Les idées les plus sottes me passent par la tête Je n’ai pas la force d’accepter, sans commentaire, la nécessité de cette mort. J’en arrive à me dire qu’il vaut peut-être mieux qu’il en soit ainsi. Pour la même raison, d’autres pensent devant un mort : « Il est au ciel… » Il faut que tout soit pour le mieux… Que serait devenu Dingo, avec son appétit de meurtre, ses besoins de carnage ?… Je vois des poulaillers entr’ouverts, des poules étendues, le cou mou, comme une corde oubliée sur le sol… et des paysans qui poursuivent Dingo l’attrapent et le torturent. Peut-être vaut-il mieux qu’il en soit ainsi… On ne prend pas un chien de la brousse, sir Edward Herpett, pour en faire un chien d’appartement… Il tuait les poules… Mais il m’aimait et je l’aimais… Sa tendresse valait mieux que celle d’un homme… il m’aimait pour m’aimer… Et maintenant que ses paupières couvrent à demi ses yeux vitreux, je me souviens du Dingo dont tout le corps frissonnait de joie quand je m’approchais pour le caresser…

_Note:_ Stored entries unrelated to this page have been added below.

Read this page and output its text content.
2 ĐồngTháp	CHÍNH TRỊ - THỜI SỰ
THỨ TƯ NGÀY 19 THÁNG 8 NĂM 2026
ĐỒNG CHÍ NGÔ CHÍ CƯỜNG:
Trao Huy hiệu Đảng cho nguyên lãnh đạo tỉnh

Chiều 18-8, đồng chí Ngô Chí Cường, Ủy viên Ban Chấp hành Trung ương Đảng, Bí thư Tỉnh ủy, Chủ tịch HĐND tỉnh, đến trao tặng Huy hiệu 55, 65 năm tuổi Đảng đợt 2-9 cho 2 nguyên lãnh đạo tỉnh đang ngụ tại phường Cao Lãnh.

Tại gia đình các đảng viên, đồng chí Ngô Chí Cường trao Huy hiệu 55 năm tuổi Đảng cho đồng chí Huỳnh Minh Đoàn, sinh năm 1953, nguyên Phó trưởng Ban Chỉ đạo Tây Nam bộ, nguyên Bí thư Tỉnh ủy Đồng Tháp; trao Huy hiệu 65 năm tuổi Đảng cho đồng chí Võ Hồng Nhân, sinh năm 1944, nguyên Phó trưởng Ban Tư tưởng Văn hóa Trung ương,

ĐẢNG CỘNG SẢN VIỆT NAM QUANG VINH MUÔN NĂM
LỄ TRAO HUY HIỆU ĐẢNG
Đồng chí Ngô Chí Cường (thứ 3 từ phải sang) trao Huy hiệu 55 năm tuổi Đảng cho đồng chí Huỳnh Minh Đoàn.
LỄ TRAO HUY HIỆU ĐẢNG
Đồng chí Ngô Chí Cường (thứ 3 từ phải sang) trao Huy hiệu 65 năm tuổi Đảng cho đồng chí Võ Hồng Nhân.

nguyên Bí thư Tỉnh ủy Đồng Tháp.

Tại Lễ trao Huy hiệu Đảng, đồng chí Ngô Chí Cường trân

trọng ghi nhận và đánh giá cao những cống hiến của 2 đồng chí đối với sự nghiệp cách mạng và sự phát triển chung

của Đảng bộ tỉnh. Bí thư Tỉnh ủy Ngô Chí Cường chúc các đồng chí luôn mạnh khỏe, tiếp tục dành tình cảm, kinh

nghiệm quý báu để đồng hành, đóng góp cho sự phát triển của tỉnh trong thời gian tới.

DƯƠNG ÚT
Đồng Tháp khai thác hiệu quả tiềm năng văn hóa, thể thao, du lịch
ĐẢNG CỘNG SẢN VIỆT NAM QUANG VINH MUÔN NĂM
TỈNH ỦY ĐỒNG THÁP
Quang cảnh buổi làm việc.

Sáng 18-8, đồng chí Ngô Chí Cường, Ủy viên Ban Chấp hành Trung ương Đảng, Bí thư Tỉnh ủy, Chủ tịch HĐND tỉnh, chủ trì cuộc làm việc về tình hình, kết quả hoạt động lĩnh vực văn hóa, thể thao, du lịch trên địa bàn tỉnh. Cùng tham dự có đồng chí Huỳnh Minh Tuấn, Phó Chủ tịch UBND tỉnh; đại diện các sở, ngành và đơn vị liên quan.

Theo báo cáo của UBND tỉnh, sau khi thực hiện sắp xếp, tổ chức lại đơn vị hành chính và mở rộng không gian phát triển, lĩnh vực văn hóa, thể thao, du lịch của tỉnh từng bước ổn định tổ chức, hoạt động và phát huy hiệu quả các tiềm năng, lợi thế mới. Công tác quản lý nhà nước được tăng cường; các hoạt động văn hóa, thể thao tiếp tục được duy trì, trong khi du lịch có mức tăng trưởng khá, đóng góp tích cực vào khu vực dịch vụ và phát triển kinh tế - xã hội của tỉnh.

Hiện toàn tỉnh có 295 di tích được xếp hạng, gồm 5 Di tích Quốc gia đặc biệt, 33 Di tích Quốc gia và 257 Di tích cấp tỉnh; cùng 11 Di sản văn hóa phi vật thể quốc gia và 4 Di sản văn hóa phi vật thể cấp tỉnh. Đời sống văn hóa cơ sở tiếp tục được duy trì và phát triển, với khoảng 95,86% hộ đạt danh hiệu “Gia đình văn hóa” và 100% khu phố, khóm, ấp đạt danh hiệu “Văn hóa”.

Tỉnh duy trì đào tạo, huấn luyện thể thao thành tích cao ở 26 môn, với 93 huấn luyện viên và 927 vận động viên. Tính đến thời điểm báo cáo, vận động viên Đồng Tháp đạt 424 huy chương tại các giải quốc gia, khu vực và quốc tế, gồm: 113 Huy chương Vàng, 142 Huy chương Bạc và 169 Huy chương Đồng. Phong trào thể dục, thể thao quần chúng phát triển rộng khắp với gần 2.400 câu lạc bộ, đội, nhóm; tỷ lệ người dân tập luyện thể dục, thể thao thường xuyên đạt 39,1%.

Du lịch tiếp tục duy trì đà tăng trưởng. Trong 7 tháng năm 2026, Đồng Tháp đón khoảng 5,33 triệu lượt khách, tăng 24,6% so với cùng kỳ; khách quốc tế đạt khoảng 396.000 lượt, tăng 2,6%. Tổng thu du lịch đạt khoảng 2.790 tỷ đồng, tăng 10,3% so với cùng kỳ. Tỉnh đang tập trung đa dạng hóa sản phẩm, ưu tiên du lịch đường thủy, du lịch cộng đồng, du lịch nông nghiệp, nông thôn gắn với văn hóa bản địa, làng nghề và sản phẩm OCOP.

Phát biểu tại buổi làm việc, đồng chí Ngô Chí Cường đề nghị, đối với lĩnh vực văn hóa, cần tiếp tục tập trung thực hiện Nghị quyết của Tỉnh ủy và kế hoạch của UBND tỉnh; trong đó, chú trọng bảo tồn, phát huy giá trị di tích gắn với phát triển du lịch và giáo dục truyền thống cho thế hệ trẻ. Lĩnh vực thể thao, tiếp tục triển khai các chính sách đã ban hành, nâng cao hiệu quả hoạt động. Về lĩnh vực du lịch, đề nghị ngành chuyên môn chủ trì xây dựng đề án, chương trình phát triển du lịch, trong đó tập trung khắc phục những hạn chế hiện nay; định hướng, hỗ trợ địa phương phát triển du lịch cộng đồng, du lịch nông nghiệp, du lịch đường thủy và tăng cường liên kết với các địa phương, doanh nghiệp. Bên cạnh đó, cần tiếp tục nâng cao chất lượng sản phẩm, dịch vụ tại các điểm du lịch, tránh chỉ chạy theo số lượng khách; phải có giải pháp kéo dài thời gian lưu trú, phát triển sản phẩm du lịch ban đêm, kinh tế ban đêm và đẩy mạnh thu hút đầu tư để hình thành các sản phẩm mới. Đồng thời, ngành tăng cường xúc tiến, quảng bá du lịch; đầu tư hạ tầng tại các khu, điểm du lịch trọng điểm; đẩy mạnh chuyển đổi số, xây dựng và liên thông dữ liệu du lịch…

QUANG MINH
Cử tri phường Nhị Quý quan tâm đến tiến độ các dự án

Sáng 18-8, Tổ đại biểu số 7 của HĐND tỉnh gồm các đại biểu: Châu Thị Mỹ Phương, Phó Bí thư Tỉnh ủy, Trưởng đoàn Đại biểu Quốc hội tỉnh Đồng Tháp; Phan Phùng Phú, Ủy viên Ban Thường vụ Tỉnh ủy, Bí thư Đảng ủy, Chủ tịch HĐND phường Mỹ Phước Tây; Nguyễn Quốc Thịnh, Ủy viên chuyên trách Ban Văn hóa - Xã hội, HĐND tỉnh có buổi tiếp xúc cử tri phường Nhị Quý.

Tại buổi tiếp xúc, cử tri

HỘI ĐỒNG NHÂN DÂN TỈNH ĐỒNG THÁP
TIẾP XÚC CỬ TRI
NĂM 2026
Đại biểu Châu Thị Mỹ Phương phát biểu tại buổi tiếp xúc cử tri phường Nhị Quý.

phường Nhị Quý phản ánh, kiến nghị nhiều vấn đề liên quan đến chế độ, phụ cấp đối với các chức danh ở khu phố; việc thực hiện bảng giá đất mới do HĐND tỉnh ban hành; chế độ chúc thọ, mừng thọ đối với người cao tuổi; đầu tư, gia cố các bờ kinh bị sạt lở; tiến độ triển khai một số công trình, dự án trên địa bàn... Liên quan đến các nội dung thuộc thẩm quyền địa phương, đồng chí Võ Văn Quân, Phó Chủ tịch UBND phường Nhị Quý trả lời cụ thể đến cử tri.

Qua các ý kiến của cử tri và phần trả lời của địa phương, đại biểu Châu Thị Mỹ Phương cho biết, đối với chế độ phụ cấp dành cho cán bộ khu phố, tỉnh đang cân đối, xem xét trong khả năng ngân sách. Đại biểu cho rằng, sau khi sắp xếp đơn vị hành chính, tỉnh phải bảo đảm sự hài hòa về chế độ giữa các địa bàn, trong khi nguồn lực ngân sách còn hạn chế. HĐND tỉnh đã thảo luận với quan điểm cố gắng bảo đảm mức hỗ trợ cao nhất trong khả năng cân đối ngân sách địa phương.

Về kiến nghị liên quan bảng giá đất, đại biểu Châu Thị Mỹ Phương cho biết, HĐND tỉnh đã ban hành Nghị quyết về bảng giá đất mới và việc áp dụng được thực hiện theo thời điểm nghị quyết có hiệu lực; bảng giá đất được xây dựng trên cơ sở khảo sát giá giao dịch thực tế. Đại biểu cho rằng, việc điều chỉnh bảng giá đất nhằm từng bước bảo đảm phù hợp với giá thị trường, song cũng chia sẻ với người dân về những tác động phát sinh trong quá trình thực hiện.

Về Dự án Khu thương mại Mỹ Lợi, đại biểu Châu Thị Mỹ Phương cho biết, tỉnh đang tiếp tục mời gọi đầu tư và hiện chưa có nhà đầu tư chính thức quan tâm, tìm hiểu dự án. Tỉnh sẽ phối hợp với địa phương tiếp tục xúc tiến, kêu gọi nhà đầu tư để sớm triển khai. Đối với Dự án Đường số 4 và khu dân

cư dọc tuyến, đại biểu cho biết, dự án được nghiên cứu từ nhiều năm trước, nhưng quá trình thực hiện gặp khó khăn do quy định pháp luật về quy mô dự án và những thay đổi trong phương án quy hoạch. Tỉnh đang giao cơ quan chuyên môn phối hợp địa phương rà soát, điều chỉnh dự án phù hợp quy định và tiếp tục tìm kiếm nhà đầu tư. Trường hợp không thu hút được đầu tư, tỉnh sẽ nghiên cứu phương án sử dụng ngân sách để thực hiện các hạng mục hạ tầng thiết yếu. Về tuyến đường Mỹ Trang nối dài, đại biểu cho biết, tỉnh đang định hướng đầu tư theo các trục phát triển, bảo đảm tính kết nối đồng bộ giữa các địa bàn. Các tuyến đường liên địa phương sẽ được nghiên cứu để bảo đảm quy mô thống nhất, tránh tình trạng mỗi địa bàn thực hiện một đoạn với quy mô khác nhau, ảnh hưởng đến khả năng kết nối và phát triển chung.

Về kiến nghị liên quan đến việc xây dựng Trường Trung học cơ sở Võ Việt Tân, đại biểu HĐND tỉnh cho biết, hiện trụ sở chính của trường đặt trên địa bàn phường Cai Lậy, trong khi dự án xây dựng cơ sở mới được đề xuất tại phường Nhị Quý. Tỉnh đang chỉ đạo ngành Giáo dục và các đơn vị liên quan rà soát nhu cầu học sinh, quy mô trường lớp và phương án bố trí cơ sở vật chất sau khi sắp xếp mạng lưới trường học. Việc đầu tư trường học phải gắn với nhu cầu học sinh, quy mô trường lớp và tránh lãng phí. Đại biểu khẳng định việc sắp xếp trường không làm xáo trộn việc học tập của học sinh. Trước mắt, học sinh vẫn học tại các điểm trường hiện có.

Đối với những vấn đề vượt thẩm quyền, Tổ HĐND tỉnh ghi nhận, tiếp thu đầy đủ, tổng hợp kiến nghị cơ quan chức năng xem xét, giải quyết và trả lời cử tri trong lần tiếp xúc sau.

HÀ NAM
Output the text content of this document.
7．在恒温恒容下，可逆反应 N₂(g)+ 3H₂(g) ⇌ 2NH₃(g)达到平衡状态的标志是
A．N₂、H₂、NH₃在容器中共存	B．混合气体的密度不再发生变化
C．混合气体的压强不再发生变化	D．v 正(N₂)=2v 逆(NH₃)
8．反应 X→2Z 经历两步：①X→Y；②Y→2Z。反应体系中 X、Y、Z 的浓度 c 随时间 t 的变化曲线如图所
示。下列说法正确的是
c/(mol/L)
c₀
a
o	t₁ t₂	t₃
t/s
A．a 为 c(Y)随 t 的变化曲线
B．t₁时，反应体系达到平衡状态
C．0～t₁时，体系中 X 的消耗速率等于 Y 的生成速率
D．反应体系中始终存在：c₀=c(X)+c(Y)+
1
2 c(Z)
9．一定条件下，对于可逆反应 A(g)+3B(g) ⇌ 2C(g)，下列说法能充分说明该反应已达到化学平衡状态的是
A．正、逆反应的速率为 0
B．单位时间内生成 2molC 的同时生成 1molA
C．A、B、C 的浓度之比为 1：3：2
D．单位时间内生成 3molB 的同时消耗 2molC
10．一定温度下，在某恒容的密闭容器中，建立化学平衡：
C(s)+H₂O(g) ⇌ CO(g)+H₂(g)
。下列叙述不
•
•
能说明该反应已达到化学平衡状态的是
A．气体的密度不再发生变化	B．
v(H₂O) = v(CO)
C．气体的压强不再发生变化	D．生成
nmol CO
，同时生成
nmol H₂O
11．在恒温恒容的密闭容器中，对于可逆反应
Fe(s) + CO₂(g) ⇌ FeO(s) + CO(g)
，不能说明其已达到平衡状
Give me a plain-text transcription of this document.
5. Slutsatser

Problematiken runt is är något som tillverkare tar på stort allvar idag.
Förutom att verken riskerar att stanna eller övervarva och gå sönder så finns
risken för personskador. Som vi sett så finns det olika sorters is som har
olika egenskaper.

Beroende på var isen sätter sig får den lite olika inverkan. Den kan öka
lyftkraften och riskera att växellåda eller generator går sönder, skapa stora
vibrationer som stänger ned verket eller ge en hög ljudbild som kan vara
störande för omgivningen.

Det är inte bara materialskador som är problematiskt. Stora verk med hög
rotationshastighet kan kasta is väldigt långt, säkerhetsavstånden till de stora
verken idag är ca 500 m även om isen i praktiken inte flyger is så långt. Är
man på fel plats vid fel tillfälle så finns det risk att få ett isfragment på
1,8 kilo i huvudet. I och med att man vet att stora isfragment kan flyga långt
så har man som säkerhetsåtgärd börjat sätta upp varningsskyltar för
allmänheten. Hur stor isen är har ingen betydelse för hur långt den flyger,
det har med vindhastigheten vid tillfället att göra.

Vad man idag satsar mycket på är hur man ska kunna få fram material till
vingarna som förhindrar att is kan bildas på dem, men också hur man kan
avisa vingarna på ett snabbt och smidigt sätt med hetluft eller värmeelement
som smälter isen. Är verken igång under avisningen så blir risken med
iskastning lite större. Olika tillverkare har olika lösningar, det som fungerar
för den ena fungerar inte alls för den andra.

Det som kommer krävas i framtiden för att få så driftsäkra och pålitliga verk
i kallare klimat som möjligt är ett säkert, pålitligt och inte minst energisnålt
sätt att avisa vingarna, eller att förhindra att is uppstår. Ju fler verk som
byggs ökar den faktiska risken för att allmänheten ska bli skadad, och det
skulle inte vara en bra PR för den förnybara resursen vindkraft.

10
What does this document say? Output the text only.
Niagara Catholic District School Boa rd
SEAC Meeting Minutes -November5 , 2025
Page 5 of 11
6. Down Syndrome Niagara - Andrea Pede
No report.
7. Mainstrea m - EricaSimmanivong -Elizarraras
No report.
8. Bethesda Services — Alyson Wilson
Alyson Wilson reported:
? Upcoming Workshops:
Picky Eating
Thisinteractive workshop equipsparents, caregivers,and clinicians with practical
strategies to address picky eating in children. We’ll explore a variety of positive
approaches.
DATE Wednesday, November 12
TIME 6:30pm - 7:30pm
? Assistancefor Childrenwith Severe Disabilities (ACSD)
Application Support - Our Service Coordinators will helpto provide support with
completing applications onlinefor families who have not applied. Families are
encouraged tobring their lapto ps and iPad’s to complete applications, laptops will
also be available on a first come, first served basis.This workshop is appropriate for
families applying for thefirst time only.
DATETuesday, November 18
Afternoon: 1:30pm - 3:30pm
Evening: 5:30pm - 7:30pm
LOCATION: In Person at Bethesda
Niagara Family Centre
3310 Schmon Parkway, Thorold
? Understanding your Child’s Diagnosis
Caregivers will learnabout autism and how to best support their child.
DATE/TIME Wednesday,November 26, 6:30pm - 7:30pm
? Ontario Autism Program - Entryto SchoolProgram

Le lendemain, au petit matin, j’allai chez Flamant. Il rentrait de la forêt, redresser ses collets, hélas ! vides. Ses chaussures, son pantalon étaient trempés de rosée.

— Dingo est mort, dis-je.

— Ah !… s’écria Flamant, qui, laissant tomber à terre ses collets, sursauta et dont la pitié acheva de s’exprimer dans un geste.

Je lui demandai :

— Flamant… voulez-vous m’aider à l’enterrer ?

Sans répondre, il prit sa pioche, une pelle, et me suivit.

Je le menai au bout du jardin, à la place que J’avais choisie pour la sépulture de Dingo.

— Là… au pied de ce chêne, Flamant.

Flamant approuva :

— Oui là… il sera bien.

Quand la fosse fut creusée, nous allâmes chercher Dingo. Avec des mains délicates, des mouvements pieux et très doux, Flamant déposa le cadavre sur une brouette. Et le braconnier l’ayant conduit lentement, près du trou, l’inhuma comme il eût fait d’un être très cher. Puis il recouvrit le trou de plaques de gazon, qu’il avait levées sur une pelouse.

— Merci, Flamant, dis-je… Vous êtes un brave homme.

Je lui serrai la main, y glissai quelques pièces d’or.

Flamant me les rendit, et secouant la tête, tristement, il dit :

— Non, monsieur, non… ça, je ne peux pas… je ne le connaissais pas beaucoup, c’est vrai… Mais il était si beau !… Et puis, qu’est-ce que vous voulez ?… Quand je travaillais chez vous, il ne me quittait pas… Il se couchait dans l’allée, en face de moi, et il me regardait… Des fois, il est venu me lécher la main… Voyez-vous, ça… Non, non… ; je ne pourrais pas !

Et sa voix trembla d’émotion. Jamais Flamant n’en avait tant dit. Il rechargea les outils sur son épaule, s’en alla de son pas silencieux, et il disparut bientôt derrière la maison.